Malgré sa portée médicale, l’accessoire conserve un coût non négligeable: de 180 à 3.500 euros, en fonction de la qualité et la longueur du cheveu. Si l’assurance obligatoire intervient à hauteur de 180 euros en Belgique, une (belle) perruque reste un luxe que beaucoup ne peuvent s’offrir.

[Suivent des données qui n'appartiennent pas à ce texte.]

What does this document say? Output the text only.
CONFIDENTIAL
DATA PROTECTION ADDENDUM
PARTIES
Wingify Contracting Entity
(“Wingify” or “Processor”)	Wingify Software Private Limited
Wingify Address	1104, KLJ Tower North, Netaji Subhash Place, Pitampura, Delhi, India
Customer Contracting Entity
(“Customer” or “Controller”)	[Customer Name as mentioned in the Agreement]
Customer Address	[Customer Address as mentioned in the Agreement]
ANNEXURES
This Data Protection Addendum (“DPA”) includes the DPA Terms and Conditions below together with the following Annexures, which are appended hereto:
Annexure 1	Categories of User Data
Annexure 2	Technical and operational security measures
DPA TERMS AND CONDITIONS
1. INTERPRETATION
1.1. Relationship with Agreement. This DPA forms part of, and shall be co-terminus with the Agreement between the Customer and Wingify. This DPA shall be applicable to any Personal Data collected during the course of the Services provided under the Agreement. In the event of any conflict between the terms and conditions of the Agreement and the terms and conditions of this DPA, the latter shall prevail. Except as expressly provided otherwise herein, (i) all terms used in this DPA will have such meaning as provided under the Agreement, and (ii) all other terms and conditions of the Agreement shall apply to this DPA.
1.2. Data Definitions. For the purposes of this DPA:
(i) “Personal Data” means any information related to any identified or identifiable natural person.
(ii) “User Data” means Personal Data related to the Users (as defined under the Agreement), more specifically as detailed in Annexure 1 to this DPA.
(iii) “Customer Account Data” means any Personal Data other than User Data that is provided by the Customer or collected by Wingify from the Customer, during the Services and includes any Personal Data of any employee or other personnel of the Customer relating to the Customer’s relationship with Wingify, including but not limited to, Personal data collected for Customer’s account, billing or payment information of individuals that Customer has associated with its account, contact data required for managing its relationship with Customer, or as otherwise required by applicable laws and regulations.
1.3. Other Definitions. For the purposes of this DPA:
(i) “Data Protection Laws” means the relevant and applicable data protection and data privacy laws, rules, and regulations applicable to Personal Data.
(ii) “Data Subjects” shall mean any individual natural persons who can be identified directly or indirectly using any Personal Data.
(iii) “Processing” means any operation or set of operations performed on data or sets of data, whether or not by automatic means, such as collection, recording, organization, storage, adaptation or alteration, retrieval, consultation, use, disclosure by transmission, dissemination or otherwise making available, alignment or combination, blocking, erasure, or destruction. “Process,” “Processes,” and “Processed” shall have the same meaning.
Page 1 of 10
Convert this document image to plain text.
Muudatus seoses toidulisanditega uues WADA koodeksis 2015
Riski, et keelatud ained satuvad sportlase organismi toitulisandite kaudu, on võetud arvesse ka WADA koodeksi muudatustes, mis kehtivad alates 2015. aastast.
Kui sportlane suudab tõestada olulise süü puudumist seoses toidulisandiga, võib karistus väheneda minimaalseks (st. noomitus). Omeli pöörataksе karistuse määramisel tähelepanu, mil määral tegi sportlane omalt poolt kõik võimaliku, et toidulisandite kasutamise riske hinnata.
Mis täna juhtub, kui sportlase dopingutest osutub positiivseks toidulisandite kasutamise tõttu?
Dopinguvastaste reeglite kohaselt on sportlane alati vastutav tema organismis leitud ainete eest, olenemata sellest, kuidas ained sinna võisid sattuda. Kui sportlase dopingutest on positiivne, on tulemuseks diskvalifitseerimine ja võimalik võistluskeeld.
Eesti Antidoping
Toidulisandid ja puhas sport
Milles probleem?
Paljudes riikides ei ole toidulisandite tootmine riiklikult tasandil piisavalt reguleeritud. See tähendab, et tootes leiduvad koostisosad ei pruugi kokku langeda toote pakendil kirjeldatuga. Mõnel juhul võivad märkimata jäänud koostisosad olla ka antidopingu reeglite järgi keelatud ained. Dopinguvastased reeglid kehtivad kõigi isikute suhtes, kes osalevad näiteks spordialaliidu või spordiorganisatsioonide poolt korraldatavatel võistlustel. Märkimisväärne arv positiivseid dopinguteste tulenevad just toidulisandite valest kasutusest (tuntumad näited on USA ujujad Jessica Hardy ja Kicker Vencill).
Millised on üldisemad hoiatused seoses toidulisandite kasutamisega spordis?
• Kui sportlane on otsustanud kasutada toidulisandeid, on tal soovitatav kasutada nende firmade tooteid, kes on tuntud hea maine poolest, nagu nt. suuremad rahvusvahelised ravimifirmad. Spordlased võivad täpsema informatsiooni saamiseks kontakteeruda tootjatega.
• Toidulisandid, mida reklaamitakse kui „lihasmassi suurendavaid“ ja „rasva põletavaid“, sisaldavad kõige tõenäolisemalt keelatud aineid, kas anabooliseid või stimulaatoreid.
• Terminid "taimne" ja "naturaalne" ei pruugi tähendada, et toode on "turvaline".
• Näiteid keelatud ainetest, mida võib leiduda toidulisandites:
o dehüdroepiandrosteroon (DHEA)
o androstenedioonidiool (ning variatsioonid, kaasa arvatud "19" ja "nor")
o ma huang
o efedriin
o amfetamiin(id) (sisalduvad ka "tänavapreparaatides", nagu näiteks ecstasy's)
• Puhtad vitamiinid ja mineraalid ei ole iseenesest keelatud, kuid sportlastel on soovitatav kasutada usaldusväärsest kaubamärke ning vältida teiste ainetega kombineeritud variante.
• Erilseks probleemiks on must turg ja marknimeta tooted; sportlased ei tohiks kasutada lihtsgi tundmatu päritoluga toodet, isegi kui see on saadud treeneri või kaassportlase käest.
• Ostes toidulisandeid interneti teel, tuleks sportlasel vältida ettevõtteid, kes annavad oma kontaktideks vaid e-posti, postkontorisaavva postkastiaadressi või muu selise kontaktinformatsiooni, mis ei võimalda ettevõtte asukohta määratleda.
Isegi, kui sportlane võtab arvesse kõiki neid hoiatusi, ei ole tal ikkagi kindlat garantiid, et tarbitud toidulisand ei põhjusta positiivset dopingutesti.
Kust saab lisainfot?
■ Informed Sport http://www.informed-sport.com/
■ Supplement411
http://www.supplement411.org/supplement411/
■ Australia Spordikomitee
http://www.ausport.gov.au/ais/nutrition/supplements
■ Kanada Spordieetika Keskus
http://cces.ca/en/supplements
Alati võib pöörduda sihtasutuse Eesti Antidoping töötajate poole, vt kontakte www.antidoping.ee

Face à ce constat, des associations de lutte contre le cancer organisent la solidarité. En parallèle du don de mèches (les associations vendent les cheveux à des perruquiers pour financer des perruques pour les personnes malades), se multiplient les dons de perruques. À Bruxelles, l’association de patientes «Vivre comme avant» les collecte et les reconditionne en collaboration avec l’Institut scolaire Bischoffsheim. Juste après la récré, les professeures Sophie Gizzi et Karen Lavoie accueillent énergiquement les élèves de l’option Coiffure dans leur atelier: «Allez, un qui lave, l’autre qui rince!» Les deux mains dans les bacs à shampoing, cinq jeunes retournent méticuleusement les postiches. «C’est cool. C’est un atelier qui permet à des gens de se sentir mieux dans leur peau et de valoriser en même temps notre futur métier», se réjouit Adna, qui se dit touchée par sa rencontre avec l’association. «On peut tous avoir un problème qui nous amène à vouloir porter une perruque, complète Boubacar. Vraiment, quand tu le comprends, ça n’a pas de sens de s’en moquer.»